Hunter’s corner: A trip up north to Pittsburg provides ample fishing, hunting opportunities

Monitor staff
Published: 7/12/2016 12:58:54 AM

We had a special family gathering a few weeks back in Pittsburg. If you ever needed to head to the North Country to clear some cobwebs away and enjoy some quality time in the real New Hampshire, now is the time to visit Pittsburg.

Fishing and ATV activities dot the landscape. We stayed at Cabins at Lopstick and the first thing you notice is how clean and well-maintained the cabins were. The cabins we stayed at were located across from First Connecticut Lake. There was an active hatch and the fish were reacting to the hatch by jumping all over the lake. Lopstick has approximately 55 cabins on several lakes so you can tailor your experience. And yes, at certain cabins, you can bring your dog.

If you are looking for some exciting shore bank fishing for lake trout and rainbow trout, Third Connecticut is your destination. Fishing with live suckers on the bottom will attract trophy-size lake trout. Night crawlers below the surface will bring on foraging rainbows. If you have a canoe or kayak, you can fish the hatches for rainbows. If you are interested in a great fight on light tackle, rainbow trout is definitely high on the list.

My brother-in-law Jimmy decided in the early morning hours to drive up to the Canadian border to see what wildlife was there for the viewing. He spotted seven deer, three moose and a bobcat with kittens. This was another ‘wow’ moment.

My nephew has been spotting moose on a highly frequent basis in WMU A 2. Joel has also been spotting a doe with three fawns in the same location for several years.

The North Country has been quick to stake out the claim to being the go-to place for ATV activity. There are in excess of 1,000 miles of ATV trails. The cost of an ATV and the trailer required to take it from place to place is comparable to the top-of-the-line snowmobile and trailer.

There are two locations that offer 12-month ATV activities. For the rest of the state, it appears that ATV activities are limited to 10 months a year. On the other hand, snowmobiles are lucky to get in one month of activity, and in a good year, two-and-a-half months of snowmobile activity. The most popular ATV right now is the side-by-side, although there are some four-seaters gaining in popularity.

The moose lottery in Maine and New Hampshire produced the same results as years past – no hits, no runs and no men left on base. Oh well, such is the case with a lottery.

However, if you still want a shot at New Hampshire moose, the Wildlife Heritage Foundation will be auctioning off two moose permits that will be good in the WMU of your choosing. This is the third year in a row that the Foundation will be auctioning off two moose permits.

The two highest bidders will receive a free 2016 moose permit, as well as a 2016 NH hunting license. In case of a tie bid, the earliest postmarked signed bid will prevail. Last year, the auction garnered five bids from three states, with the highest bidders tied at $14,001. The winners were from New Hampshire and Massachusetts.

Official bid guidelines and documents can be downloaded from the foundation’s website at nhwildlifeheritage.org, or by calling 496-2778. Sealed bids are due by Aug. 5.

There is still another option for a big game hunt: Canada.

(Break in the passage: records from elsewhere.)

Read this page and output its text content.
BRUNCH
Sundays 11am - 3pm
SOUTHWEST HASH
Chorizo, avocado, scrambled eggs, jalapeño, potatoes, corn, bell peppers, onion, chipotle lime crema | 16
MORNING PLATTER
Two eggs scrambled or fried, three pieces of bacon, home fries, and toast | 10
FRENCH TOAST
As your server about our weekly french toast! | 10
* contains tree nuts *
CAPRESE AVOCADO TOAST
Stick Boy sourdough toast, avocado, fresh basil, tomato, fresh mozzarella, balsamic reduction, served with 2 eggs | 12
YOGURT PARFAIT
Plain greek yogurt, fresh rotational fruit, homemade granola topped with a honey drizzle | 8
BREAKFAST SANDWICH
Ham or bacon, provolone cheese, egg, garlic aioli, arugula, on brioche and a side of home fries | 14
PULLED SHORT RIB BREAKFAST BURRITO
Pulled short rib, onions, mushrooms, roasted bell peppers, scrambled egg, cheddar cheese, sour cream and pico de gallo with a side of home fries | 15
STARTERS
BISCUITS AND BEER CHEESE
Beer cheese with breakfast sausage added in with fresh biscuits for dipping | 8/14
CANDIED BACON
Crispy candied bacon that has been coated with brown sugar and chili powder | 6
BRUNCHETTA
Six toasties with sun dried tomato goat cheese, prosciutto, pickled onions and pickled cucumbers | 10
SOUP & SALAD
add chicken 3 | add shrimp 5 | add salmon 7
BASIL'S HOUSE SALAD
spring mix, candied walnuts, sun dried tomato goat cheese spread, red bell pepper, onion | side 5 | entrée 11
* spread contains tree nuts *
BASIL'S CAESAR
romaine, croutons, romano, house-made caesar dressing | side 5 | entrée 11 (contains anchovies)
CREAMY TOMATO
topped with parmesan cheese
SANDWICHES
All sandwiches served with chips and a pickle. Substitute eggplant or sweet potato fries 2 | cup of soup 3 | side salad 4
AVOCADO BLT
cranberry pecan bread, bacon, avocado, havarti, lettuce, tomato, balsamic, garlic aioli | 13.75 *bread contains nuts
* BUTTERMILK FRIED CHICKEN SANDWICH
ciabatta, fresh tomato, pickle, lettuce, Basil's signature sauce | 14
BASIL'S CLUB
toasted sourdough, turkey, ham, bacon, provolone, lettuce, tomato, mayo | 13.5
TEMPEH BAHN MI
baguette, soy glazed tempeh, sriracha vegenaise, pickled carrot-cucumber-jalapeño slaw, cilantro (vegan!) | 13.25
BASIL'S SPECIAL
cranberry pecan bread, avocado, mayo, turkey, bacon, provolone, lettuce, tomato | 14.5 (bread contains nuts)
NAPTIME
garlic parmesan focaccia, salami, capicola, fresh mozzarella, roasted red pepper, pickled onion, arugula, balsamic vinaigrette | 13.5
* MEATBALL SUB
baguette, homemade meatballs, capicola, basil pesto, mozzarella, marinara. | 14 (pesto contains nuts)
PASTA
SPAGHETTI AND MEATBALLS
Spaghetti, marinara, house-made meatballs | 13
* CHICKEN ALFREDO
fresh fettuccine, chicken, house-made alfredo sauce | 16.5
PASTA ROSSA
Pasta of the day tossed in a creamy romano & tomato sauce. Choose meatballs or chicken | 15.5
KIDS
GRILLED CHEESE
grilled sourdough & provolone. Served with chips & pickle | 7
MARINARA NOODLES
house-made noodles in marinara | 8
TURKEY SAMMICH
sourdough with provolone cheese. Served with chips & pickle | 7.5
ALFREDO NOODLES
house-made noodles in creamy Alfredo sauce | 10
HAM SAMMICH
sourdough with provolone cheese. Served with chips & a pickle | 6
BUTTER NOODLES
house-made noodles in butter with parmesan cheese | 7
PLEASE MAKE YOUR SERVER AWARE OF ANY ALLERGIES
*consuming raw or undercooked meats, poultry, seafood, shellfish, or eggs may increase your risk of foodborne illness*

I have twice received promotional materials on big game hunting in Newfoundland and Labrador. With a current population of 120,000, the Canadian provinces of Newfoundland and Labrador have one of the highest population densities of moose on the continent. That is roughly one moose for every 4.3 residents. These Newfound trophy moose can have racks up to 50 inches long and weigh up to 1200 pounds.

It doesn’t stop with moose, however; there are black bear and woodland caribou hunts, and if you accomplish all three it is considered a “Newfoundland Grand Slam.” The average price for a guided hunt for moose was $5,000 and included all licenses. The black bear hunts start at $3,500. As to be expected, the most expensive are the woodland caribou hunts, which start at $9,500. The main difference between the woodland caribou and their Pacific Northwest cousins is the table quality of the meat. The migration factor kicks in and degrades the meat quality.

So if Newfoundland and Labrador are possible adventures in your future, go to newfoundlandlabrador.com and click on “Things to Do” and then “Hunting” and you’ll have a complete list of lodges and offerings. But whatever you do, do not click on “Angling”; ten-pound brood trout and Atlantic Salmon may just provide the ultimate angling temptation. The prices for angling are on a per-day rate.

Summertime and the living are easy if we can only get through the current heat wave. Have you gotten your “get out of jail free card” yet? What I am referring to is the Hike Safe Card. If you are not negligent in your activity, you will not be liable for certain liability for repaying search and rescue costs.

The annual cards can be purchased for $25 for an individual or $35 for a family (parents and minor children). They are good through the end of the year.

“Buying a card is an important way to help ensure that personnel trained in wilderness rescue are there to coordinate search efforts if you are lost or hurt in the backcountry,” Fish and Game Law Enforcement Chief Kevin Jordan said.